Une pieuvre de couverture rare repérée dansant dans les eaux de la Grande Barrière de Corail

L’observation rare a été capturée dans une vidéo enregistrée par Jacinta Shackleton, biologiste marine et guide de récif. (Photo représentative : Canva)

La biologiste marine Jacinta Shackleton pense qu’il n’y a eu que trois observations de la pieuvre dans la région auparavant.

Malgré les décennies de recherche et d’explorations sous-marines par les scientifiques, il semble qu’il y ait encore beaucoup de choses avec lesquelles les océans vastes et profonds peuvent nous surprendre. Un incident récent prouve juste qu’une pieuvre de couverture extrêmement rare a été aperçue en train de danser dans la Grande Barrière de Corail, a rapporté The Guardian. L’observation rare a été capturée dans une vidéo enregistrée par Jacinta Shackleton, une biologiste marine et guide de récif qui faisait de la plongée avec tuba au large de Lady Elliot Island dans la Grande Barrière de Corail en Australie. La vidéo montre une pieuvre vibrante traversant gracieusement les eaux. La créature rare semblait également avoir une cape fluorescente unique semblable à un arc-en-ciel. Selon le Journal of Marine and Freshwater Research, ces pieuvres femelles peuvent mesurer jusqu’à 2 mètres de long alors que les mâles ne mesurent que 2,4 cm de long. Les mâles ne portent pas non plus la couverture distincte comme leurs homologues féminins. La pieuvre femelle a également la capacité spéciale de se débarrasser de la couverture lorsqu’elle est menacée.

Avant cela, une pieuvre mâle du même genre avait été repérée il y a 21 ans par un conservateur principal des invertébrés marins aux musées Victoria, le Dr Julian Finn et ses collègues. Maintenant que la créature marine rare a de nouveau été repérée par Shackleton, elle a laissé les biologistes captivés.

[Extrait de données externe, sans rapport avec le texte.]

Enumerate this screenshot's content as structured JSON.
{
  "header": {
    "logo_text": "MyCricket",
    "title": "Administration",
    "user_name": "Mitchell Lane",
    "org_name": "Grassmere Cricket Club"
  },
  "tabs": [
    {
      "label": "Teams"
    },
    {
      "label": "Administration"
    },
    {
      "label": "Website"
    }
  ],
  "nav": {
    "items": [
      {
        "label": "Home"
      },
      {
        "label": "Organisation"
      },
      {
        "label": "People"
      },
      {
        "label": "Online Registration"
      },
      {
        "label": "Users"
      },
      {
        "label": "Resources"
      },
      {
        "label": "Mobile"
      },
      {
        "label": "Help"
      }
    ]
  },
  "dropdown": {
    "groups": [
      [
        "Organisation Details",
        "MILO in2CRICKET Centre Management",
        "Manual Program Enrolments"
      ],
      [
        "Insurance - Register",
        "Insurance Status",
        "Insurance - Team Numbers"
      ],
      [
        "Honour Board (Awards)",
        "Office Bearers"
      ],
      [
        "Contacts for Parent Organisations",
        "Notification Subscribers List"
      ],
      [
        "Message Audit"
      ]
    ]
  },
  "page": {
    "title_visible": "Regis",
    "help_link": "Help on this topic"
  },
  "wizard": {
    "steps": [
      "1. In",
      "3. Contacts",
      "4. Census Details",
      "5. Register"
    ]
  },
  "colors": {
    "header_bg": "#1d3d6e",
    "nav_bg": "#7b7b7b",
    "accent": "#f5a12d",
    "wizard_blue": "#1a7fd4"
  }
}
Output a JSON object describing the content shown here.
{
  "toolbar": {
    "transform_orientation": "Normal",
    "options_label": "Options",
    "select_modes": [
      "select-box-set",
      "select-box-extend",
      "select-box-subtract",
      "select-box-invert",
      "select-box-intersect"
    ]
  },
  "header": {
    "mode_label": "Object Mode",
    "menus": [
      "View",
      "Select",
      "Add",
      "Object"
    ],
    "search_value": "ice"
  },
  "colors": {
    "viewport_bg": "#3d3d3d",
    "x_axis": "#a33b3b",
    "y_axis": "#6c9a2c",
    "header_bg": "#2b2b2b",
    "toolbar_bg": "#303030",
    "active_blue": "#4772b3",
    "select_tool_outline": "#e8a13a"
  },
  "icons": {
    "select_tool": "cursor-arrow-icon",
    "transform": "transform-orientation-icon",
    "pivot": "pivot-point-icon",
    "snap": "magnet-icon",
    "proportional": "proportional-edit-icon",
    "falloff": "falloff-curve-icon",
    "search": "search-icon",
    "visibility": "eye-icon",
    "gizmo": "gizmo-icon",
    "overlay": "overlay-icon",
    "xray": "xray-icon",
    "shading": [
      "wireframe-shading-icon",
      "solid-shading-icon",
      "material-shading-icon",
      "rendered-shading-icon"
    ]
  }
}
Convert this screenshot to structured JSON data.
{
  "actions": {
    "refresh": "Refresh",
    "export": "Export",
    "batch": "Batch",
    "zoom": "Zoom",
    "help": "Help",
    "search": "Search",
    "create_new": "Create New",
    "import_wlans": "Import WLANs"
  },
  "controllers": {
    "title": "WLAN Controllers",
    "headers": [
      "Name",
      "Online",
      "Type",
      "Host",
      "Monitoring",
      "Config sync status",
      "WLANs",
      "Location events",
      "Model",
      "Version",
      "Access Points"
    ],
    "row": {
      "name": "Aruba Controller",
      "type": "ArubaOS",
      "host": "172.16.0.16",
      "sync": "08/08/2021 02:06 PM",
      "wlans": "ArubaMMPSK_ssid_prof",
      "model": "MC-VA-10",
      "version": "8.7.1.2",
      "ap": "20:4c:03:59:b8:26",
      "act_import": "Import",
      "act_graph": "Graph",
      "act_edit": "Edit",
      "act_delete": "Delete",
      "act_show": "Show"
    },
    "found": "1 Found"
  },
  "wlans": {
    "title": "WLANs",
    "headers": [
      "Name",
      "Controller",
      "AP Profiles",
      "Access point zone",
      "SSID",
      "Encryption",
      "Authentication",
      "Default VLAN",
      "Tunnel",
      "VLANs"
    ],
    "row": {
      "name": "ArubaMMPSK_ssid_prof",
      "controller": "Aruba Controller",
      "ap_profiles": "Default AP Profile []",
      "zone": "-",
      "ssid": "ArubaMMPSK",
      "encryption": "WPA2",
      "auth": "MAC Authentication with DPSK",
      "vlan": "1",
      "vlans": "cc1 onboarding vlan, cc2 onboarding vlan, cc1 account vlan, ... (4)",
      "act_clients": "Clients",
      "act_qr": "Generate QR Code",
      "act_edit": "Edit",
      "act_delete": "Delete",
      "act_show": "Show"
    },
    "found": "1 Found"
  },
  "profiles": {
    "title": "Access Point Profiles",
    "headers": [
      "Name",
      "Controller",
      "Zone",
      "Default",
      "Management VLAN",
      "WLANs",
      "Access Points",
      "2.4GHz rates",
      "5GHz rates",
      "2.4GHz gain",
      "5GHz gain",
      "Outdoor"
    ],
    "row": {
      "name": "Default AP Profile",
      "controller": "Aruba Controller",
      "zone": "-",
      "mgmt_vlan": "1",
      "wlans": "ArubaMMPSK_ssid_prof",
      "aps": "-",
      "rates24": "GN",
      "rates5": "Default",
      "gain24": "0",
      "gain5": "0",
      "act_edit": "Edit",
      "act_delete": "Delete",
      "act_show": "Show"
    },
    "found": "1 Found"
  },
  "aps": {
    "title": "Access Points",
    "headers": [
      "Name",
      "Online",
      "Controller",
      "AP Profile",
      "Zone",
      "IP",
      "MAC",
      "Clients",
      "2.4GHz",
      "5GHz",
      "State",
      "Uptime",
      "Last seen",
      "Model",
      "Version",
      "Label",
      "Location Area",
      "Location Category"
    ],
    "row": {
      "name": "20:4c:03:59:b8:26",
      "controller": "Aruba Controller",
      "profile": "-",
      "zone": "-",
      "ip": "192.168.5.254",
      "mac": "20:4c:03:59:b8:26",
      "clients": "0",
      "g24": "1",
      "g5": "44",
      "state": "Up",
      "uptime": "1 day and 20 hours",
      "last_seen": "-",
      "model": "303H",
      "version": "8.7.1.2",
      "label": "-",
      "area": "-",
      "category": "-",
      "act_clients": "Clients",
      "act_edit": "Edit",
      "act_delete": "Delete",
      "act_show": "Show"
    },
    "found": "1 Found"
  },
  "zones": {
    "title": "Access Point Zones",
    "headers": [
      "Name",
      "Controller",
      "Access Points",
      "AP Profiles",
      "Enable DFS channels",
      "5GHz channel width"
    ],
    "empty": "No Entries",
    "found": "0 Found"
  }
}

Comme dit à The Guardian, Shackleton n’en croyait pas ses yeux et a d’abord pensé que la pieuvre n’était qu’un poisson juvénile. Cependant, en y regardant de plus près, elle était convaincue qu’elle voyait quelque chose de très rare. « J’ai réalisé qu’il s’agissait d’une pieuvre femelle en couverture et j’ai ressenti un immense sentiment de joie et d’excitation », a déclaré le biologiste. Shackleton a même révélé avoir du mal à retenir son souffle pour plonger plus profondément et capturer le moment spectaculaire.

Shackleton, qui a été témoin d’observations extraordinaires dans le passé, pense qu’il n’y a eu que trois observations de la pieuvre dans la région auparavant. Elle a ajouté qu’il est encore plus inhabituel de repérer l’animal marin sur le récif car il passe son cycle de vie en pleine mer.